Flood Susceptibility Assessment of Lagos State, Nigeria using Geographical Information System (GIS)-based Frequency Ratio Model

Flood Susceptibility Assessment of Lagos State, Nigeria using Geographical Information System (GIS)-based Frequency Ratio Model

Flood is a common disaster affecting the lives and properties of humans. It has a history of causing great damage to infrastructure; disrupt transportation, also, a greater degree of flooding can lead to caving in of the earth causing landslides. Oftentimes, Lagos state, the economic capital of Nigeria has been subjected to flooding owing to heavy rainfall coupled with other causative factors. This study aims to prepare a flood susceptibility map of Lagos state using the frequency ratio model and Geographic Information System (GIS). In this paper, we have considered ten salient contributing factors to flooding, they are; slope, curvature, drainage proximity, drainage density, soil type, average annual rainfall, topographic wetness index, land use & land cover, normalized difference vegetation index, and elevation to delineate the area susceptible to flooding.

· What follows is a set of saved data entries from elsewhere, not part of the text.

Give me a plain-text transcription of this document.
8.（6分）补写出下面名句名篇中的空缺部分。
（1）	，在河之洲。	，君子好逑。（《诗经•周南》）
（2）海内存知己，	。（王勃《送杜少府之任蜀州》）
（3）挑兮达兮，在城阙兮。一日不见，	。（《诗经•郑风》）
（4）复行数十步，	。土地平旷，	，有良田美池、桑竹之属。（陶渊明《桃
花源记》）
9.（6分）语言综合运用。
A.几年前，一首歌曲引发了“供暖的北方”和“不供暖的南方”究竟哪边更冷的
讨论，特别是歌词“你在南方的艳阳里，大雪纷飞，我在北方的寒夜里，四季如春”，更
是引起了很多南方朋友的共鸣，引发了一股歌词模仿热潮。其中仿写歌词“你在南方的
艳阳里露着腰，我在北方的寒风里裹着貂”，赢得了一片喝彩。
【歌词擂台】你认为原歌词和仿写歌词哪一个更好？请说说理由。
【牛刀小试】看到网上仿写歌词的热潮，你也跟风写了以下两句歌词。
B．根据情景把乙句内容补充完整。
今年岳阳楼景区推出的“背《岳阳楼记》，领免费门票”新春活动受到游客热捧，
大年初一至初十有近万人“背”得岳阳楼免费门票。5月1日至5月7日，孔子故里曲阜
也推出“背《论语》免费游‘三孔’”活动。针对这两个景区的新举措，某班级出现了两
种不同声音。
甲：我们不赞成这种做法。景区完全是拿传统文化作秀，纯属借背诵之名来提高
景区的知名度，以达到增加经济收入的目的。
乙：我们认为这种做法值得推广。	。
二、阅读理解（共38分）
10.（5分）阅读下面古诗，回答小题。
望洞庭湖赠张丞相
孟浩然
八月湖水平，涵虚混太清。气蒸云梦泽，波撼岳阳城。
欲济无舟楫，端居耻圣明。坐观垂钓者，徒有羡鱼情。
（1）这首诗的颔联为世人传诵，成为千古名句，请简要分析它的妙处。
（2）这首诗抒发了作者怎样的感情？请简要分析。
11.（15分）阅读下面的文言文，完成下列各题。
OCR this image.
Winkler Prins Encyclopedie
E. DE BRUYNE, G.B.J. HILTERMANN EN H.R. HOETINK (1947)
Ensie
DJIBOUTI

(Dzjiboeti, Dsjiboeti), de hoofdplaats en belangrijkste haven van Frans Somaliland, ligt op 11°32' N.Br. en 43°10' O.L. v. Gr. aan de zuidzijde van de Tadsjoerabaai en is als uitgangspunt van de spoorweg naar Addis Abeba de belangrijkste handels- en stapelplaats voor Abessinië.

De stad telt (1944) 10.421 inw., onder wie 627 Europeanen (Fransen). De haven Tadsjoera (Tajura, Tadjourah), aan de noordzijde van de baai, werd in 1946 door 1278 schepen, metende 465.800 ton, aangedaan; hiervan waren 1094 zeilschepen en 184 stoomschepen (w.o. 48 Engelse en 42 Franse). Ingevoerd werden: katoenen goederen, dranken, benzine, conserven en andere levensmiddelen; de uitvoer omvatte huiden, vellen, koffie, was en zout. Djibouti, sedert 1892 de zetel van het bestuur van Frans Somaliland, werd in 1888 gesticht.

The flood inventory map was prepared from 100 flood points identified from news reports, and Google Earth Imagery and was further divided into 70 for training and 30 for testing the model. The result shows that 12.54% and 11.62% of the total area of Lagos state have very high and very low levels of flood susceptibility, respectively. The Area Under the Curve has been used to validate the model and was found to perform satisfactorily with a success rate of 64% and a prediction rate of 61%. This work is a necessary input for mitigating flood hazards in the state and will serve a good purpose in making decisions for city planners and the government.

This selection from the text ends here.